POJ-2406(Power Strings)(KMP())

POJ-2406(Power Strings)(KMP())

Description

Given two strings a and b we define a*b to be their concatenation. For example, if a = "abc" and b = "def" then a*b = "abcdef". If we think of concatenation as multiplication, exponentiation by a non-negative integer is defined
in the normal way: a^0 = "" (the empty string) and a^(n+1) = a*(a^n).

Input

Each test case is a line of input representing s, a string of printable characters. The length of s will be at least 1 and will not exceed 1 million characters. A line containing a period follows the last test case.

Output

For each s you should print the largest n such that s = a^n for some string a.

Sample Input

abcd
aaaa
ababab
.

Sample Output

1
4
3

Hint

This problem has huge input, use scanf instead of cin to avoid time limit exceed. 
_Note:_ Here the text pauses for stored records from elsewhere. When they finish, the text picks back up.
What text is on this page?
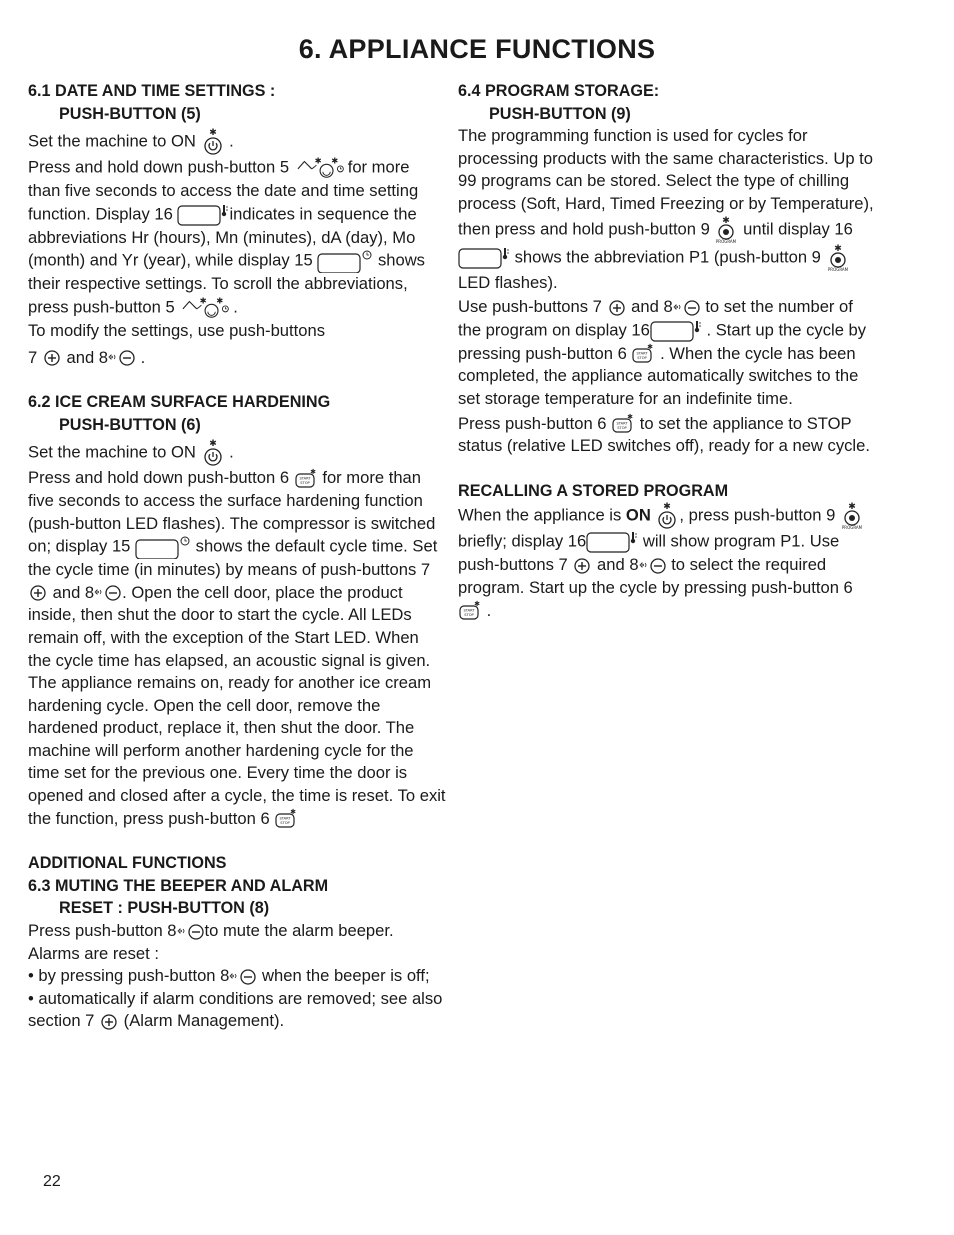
6. APPLIANCE FUNCTIONS

6.1 DATE AND TIME SETTINGS :

PUSH-BUTTON (5)

Set the machine to ON .

Press and hold down push-button 5	for more than five seconds to access the date and time setting function. Display 16	indicates in sequence the abbreviations Hr (hours), Mn (minutes), dA (day), Mo (month) and Yr (year), while display 15	shows their respective settings. To scroll the abbreviations, press push-button 5	.

To modify the settings, use push-buttons

7 and 8 .

6.2 ICE CREAM SURFACE HARDENING

PUSH-BUTTON (6)

Set the machine to ON .

Press and hold down push-button 6 for more than five seconds to access the surface hardening function (push-button LED flashes). The compressor is switched on; display 15	shows the default cycle time. Set the cycle time (in minutes) by means of push-buttons 7
and 8 . Open the cell door, place the product inside, then shut the door to start the cycle. All LEDs remain off, with the exception of the Start LED. When the cycle time has elapsed, an acoustic signal is given. The appliance remains on, ready for another ice cream hardening cycle. Open the cell door, remove the hardened product, replace it, then shut the door. The machine will perform another hardening cycle for the time set for the previous one. Every time the door is opened and closed after a cycle, the time is reset. To exit the function, press push-button 6

ADDITIONAL FUNCTIONS

6.3 MUTING THE BEEPER AND ALARM

RESET : PUSH-BUTTON (8)

Press push-button 8 to mute the alarm beeper.

Alarms are reset :

• by pressing push-button 8 when the beeper is off;

• automatically if alarm conditions are removed; see also section 7 (Alarm Management).

6.4 PROGRAM STORAGE:

PUSH-BUTTON (9)

The programming function is used for cycles for processing products with the same characteristics. Up to 99 programs can be stored. Select the type of chilling process (Soft, Hard, Timed Freezing or by Temperature), then press and hold push-button 9 until display 16
shows the abbreviation P1 (push-button 9
LED flashes).

Use push-buttons 7 and 8 to set the number of the program on display 16	. Start up the cycle by pressing push-button 6 . When the cycle has been completed, the appliance automatically switches to the set storage temperature for an indefinite time.

Press push-button 6 to set the appliance to STOP status (relative LED switches off), ready for a new cycle.

RECALLING A STORED PROGRAM

When the appliance is ON , press push-button 9
briefly; display 16	will show program P1. Use push-buttons 7 and 8 to select the required program. Start up the cycle by pressing push-button 6
.

22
注：这题主要是找最小循环节。而最小循环节长度为：len-nest(len)（即；len-j （j为getnest中跳出循环后，j的值））

做完这道题可以再做一下poj1961

My  solution：

/*2016..4.11*/

#include<cstring>
#include<cstdio>
char c[1001000];
int nest[1001000];
void getnest()
{
int i=0,j=-1,k,len,h;
len=strlen(c);
nest[i]=j;
while(i<len)
{
if(j==-1||c[i]==c[j])
{
i++;
j++;
nest[i]=j;
}
else
j=nest[j];
}
k=i-j;//k为最小循环节长度
if(i%k==0)
{
h=i/k;//最小循环节个数
printf("%d\n",h);
}
}
int main()
{
int i,j,k;
while(scanf("%s",c)!=EOF)
{
if(c[0]=='.')
break;
getnest();
}
return 0;
}